ABSTRACT

THE CHALLENGE FOR the new teacher is to overcome the understandable urge to reinvent everything about teaching – to avoid being seduced by a powerful rhetoric of change. The rhetoric of change can present ‘streaming’1 as if it were a new and fresh approach, it can use the language of ‘appropriate pathways’ to conceal mechanisms for selection and the labelling of a generation of children and young people as educational failures – it is only by drawing on the experiences of a past generation of teachers that these ideas can be fully exposed to critical review. It is essential that new teachers become engaged in an on-going professional conversation with experienced teaching colleagues about the nature of teaching and learning. It is only by engaging in such a professional conversation that the new teacher can give the lie to Hegel’s often paraphrased sentiment that ‘we never learn the lessons of history’, this is not to say that talented young teachers will not innovate and change (see Chapter 8).
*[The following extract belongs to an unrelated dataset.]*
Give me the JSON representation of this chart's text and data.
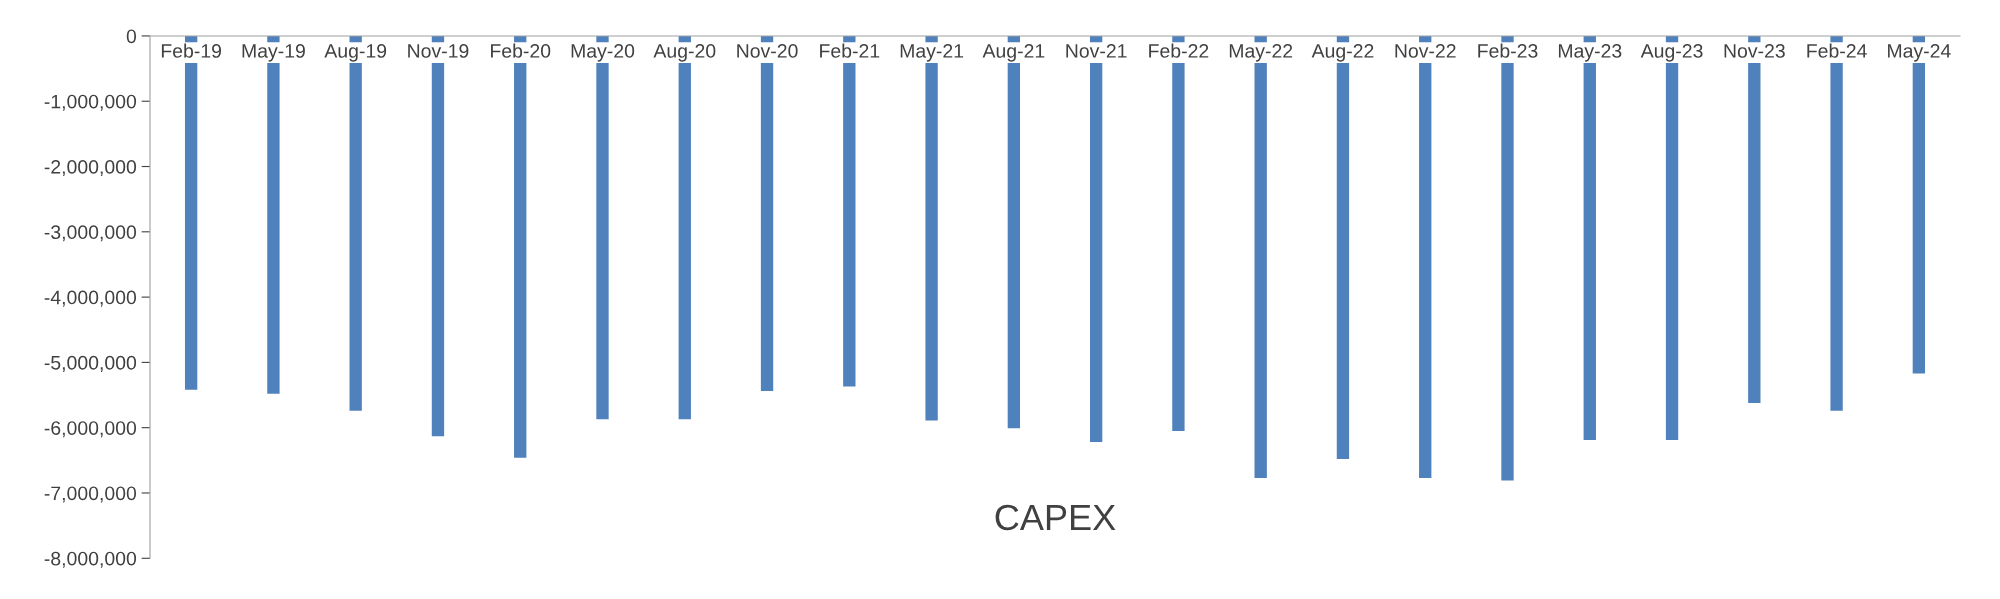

Indeed, the nature of all professional life is to see a new generation take up the

challenges presented by their time and to seek fresh solutions to those challenges – the problem lies in the adoption of strategies that are marketed as new but are in reality the failed attempts of previous generations repackaged for a new generation of teachers often kept ignorant of their own professional culture. A successful mentoring relationship will do much to ‘bridge the cultural gap’ between generations of teachers and should help to build a more secure sense of professional identity firmly founded on the somewhat unfashionable notion of vocation.